The only downer came when the Registrar asked me at a pivotal point to run to the back of the room where hired musicians were playing Elgar's solemn Nimrod, so I could tell them to shut up.

I've never had to silence a string quartet before.

Once the meal was over, I found myself as impromptu toastmaster, hushing the room by thumping the table with a spoon and announcing the speakers. Hindsight's a bugger of course, and it is only now as I commit my memory to blog, that I wish I gave my friend the groom a better introduction than three loud smacks with a spoon, followed by pointing at him and saying, 'Jim', before sitting down hastily. An audience, I know now, need some kind of direction, and a glowing build-up that would have ended with rapturous applause would've eased his nerves, as opposed to the few claps that he did get, more out of shock at my lousy work than any general dislike he may provoke.

Jim got his own back with what felt like a twenty-minute introduction that ended with, '...and now for the greatest Best Man's speech ever given in public.'

What followed obviously wasn't. It doesn't help that my friend, the morally upright, clean-living, thoroughly decent bastard that he is, has virtually no classic Best Man speech material in him; no tales of debauchery, no hard boozing, zero loose women, barely any rock and roll. (It's more Indie, really). Ghandi has a more chequered past than he does.

I did have a nice story from the days when we all went clubbing, though. We were moshing about during Nirvana's 'Smells Like Teen Spirit' when Jamie decided to shoulder-barge into Jim. This action propelled him across the length of the dancefloor, past assorted clubbers and glass-collectors, and through the emergency exit, where he dropped like a stone into an oil patch in the street outside.

Several hours later, somehow incapable of being drunk, I found myself in the hotel bar with Large Northern Flatmate and Hippy Dave, being commanded to "buy a drink for the blonde with the massive bangers" in the corner. Sat not that far from us. Within earshot.

So I did.

She said 'No', and immediately went to bed.

Nonetheless, I am left with very happy memories of the wedding; Large Northern Flatmate blubbing as he told Natalie what a brilliant new mother she is, Haggis apologising for the twelfth time for emailing me a list of obvious speech Do's and Don'ts (Do make it funny; Don't call the bride a cunt, etc.), Jamie getting shat on by a bird with good judgement during our Sunday morning walk in the park.

Moreover, there was something Feelgood Movie about that whole wedding; something to do with old friends, a little wrinklier, a little balder, a lot fatter, our arms round each other as we yelled out songs about Chevys and levees and rye.

And now I'm Thirty-fucking-Five, and I have been for precisely two days.

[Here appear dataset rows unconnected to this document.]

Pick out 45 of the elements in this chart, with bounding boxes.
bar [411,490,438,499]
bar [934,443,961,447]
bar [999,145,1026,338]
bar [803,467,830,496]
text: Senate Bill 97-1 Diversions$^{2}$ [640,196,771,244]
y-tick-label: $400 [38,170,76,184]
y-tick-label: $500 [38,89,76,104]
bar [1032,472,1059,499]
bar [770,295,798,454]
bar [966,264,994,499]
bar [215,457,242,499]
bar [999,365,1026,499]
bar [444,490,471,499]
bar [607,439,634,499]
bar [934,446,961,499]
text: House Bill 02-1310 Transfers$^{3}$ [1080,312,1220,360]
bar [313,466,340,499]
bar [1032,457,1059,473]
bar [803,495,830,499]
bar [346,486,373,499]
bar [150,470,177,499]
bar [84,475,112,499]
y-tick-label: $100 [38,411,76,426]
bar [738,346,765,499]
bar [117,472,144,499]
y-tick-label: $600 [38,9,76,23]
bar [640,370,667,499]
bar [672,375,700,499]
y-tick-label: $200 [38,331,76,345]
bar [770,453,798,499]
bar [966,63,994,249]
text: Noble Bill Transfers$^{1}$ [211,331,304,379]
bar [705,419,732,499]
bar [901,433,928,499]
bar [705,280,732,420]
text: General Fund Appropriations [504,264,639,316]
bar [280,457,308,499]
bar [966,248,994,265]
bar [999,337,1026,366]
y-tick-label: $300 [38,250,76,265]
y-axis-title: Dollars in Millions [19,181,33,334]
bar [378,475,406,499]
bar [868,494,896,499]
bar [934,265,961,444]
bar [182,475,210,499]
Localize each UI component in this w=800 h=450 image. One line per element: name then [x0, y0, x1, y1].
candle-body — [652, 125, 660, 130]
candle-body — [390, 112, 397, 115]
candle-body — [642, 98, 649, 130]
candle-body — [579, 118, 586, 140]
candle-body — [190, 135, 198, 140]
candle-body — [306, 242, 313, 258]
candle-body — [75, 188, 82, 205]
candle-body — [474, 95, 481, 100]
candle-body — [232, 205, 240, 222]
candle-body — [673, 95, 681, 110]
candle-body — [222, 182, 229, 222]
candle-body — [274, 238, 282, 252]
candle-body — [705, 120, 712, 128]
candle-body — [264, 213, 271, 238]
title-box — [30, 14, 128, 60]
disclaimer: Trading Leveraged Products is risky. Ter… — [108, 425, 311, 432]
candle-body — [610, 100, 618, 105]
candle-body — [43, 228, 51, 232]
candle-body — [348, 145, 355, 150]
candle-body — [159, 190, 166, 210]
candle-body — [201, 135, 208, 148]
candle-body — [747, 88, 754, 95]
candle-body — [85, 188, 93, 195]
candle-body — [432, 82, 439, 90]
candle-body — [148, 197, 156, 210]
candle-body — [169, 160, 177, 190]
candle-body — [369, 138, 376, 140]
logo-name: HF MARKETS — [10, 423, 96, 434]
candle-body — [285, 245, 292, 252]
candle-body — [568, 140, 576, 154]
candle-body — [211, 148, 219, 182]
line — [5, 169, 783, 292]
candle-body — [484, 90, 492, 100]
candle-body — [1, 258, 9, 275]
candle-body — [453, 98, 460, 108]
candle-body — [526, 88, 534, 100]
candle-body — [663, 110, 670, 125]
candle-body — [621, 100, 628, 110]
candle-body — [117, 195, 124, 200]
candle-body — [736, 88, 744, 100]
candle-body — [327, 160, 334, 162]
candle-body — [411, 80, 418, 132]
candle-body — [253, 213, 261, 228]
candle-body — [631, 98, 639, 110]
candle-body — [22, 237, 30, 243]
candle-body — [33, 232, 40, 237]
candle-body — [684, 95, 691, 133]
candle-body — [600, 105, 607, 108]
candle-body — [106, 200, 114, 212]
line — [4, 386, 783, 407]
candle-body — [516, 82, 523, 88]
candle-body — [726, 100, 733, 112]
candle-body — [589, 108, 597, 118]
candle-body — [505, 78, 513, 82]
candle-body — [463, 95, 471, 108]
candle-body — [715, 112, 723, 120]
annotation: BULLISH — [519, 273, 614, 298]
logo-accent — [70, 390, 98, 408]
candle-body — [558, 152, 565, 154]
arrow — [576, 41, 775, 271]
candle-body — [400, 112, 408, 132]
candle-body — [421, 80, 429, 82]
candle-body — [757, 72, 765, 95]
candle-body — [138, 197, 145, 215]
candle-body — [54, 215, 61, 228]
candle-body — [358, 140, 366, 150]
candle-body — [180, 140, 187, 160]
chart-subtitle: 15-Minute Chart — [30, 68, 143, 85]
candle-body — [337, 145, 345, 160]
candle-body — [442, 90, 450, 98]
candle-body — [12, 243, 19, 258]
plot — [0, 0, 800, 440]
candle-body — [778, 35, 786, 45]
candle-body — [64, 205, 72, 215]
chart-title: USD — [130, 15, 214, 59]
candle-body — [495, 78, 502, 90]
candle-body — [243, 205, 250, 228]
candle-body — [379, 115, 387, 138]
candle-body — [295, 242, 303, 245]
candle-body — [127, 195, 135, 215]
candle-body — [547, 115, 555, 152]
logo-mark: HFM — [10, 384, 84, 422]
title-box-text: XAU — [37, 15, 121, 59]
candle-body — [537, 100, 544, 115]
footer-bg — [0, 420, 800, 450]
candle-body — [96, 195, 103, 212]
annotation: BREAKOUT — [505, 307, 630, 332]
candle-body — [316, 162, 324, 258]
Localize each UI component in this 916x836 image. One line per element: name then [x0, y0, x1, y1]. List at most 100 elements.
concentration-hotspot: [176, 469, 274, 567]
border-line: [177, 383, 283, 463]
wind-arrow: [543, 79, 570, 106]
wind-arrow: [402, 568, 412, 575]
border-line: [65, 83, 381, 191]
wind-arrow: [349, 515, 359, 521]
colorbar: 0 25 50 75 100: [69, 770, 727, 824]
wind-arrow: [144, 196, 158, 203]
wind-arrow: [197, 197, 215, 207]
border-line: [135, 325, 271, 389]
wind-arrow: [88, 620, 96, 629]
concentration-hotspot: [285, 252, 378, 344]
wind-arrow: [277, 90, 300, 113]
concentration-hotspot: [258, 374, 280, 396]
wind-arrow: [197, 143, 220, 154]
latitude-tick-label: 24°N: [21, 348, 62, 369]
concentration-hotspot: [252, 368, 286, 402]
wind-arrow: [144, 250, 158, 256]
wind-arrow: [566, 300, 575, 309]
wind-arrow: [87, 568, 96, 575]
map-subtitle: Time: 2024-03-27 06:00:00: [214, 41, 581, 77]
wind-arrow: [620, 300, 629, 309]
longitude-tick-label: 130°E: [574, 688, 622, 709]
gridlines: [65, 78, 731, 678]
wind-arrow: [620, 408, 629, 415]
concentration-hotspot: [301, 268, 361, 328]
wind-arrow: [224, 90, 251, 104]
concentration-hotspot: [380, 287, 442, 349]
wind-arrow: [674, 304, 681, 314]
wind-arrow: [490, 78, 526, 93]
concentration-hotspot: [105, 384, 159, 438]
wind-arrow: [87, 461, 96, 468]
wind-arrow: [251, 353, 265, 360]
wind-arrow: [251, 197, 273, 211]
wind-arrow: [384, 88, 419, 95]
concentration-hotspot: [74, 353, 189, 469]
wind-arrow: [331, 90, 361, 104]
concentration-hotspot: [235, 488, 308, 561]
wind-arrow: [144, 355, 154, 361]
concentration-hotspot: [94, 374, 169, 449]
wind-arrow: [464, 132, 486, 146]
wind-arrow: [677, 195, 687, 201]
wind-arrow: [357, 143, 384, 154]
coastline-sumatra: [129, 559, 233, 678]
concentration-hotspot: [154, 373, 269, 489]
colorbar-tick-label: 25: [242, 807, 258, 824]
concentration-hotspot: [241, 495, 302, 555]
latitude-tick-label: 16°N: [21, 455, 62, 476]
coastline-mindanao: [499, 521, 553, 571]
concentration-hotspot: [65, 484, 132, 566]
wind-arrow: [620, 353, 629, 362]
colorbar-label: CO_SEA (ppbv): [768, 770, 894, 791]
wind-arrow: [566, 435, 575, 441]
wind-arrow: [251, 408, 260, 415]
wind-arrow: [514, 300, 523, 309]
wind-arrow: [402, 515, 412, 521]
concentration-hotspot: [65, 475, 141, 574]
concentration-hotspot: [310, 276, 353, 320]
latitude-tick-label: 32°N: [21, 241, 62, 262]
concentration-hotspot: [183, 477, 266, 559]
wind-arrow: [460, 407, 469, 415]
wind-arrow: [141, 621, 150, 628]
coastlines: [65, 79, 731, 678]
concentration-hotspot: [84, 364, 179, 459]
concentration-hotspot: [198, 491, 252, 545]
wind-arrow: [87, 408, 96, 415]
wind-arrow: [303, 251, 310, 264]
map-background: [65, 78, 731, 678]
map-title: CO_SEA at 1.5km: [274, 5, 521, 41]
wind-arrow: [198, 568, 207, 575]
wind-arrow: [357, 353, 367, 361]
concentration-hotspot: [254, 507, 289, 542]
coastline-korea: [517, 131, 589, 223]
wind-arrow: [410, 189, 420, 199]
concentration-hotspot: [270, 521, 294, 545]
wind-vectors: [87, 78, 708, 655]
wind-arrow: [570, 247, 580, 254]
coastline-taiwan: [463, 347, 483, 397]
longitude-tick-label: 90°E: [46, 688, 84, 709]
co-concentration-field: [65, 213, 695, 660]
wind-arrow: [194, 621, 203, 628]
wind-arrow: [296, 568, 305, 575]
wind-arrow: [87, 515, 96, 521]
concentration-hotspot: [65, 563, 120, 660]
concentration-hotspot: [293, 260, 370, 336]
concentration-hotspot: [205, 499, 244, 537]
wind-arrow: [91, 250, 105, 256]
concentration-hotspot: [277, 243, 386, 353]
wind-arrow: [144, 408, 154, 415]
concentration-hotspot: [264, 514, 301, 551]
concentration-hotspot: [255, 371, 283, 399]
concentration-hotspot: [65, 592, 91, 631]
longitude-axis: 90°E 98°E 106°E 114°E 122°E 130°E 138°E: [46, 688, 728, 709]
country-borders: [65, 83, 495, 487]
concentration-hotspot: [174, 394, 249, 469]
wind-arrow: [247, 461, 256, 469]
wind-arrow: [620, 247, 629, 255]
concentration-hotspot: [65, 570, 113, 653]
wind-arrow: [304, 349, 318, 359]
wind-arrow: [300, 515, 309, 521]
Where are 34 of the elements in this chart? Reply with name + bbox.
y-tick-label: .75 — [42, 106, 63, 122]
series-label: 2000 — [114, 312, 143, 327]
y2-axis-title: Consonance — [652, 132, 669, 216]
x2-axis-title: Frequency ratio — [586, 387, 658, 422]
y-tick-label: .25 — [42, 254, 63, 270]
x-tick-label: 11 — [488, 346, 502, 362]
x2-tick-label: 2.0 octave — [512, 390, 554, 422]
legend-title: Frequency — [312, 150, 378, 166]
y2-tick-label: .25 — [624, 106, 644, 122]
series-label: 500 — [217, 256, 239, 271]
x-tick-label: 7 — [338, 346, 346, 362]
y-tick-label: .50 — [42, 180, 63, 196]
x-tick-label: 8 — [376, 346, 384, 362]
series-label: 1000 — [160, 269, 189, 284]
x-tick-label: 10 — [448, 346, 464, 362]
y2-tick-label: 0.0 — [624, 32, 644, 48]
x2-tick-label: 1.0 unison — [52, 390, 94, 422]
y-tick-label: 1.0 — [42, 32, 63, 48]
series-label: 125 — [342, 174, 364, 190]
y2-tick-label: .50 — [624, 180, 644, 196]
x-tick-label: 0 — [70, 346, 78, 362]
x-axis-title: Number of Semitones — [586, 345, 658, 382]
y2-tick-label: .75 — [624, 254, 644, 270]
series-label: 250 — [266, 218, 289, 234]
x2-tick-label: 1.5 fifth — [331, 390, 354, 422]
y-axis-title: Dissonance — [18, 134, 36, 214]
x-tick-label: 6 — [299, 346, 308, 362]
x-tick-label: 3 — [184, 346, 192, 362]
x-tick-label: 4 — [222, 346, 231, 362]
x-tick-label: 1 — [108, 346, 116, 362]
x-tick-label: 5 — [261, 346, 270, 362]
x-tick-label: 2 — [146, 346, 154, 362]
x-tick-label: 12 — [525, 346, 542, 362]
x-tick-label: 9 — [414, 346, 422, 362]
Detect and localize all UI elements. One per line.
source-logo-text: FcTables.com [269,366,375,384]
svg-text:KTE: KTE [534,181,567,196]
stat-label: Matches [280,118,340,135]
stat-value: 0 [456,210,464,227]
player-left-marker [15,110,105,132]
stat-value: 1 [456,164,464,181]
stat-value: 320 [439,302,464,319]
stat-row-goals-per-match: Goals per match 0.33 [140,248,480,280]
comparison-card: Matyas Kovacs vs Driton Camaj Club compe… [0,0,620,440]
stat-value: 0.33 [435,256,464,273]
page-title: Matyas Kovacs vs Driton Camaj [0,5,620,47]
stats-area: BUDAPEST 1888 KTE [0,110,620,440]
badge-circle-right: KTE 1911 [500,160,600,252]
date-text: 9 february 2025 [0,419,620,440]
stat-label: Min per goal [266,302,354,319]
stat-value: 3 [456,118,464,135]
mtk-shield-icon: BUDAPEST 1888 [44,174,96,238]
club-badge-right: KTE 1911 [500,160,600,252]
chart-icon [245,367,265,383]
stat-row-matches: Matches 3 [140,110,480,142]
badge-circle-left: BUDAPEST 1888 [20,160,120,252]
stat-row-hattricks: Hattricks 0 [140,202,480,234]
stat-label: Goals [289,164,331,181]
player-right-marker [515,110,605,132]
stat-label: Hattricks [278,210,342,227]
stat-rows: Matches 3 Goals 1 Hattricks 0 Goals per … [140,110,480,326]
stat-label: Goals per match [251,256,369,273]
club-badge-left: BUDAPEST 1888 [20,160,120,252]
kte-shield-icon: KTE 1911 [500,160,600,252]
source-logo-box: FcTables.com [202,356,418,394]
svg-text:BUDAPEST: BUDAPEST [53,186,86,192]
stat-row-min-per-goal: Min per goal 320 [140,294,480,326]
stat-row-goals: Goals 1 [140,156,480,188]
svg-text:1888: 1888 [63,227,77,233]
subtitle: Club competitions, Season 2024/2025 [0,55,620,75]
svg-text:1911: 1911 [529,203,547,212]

I spent my birthday with two work colleagues; one, a shaven-headed Norwegian with a penchant for minimalist techno, the other a new French Senegalese intern I'd met that morning. I found it rather nice that he wanted to stop drinking after just one ale. I therefore spent my birthday plying lager, stout and whiskey to a shy nineteen-year-old lad who didn't want to drink. Said drinks also caused me to stand up and yell at the disinterested pub, "I'M THIRTY-FIVE TODAY!!!"
No-one cared.
On the plus side, Edouard did say I looked 28, which greatly cheered me up.

I do wish he wouldn't start and end every day going up to every office member and shaking hands though. I don't have the heart to tell him that the British aren't that polite. We are however socially retarded, so I guess we'll all be shaking hands consistently for the next two months.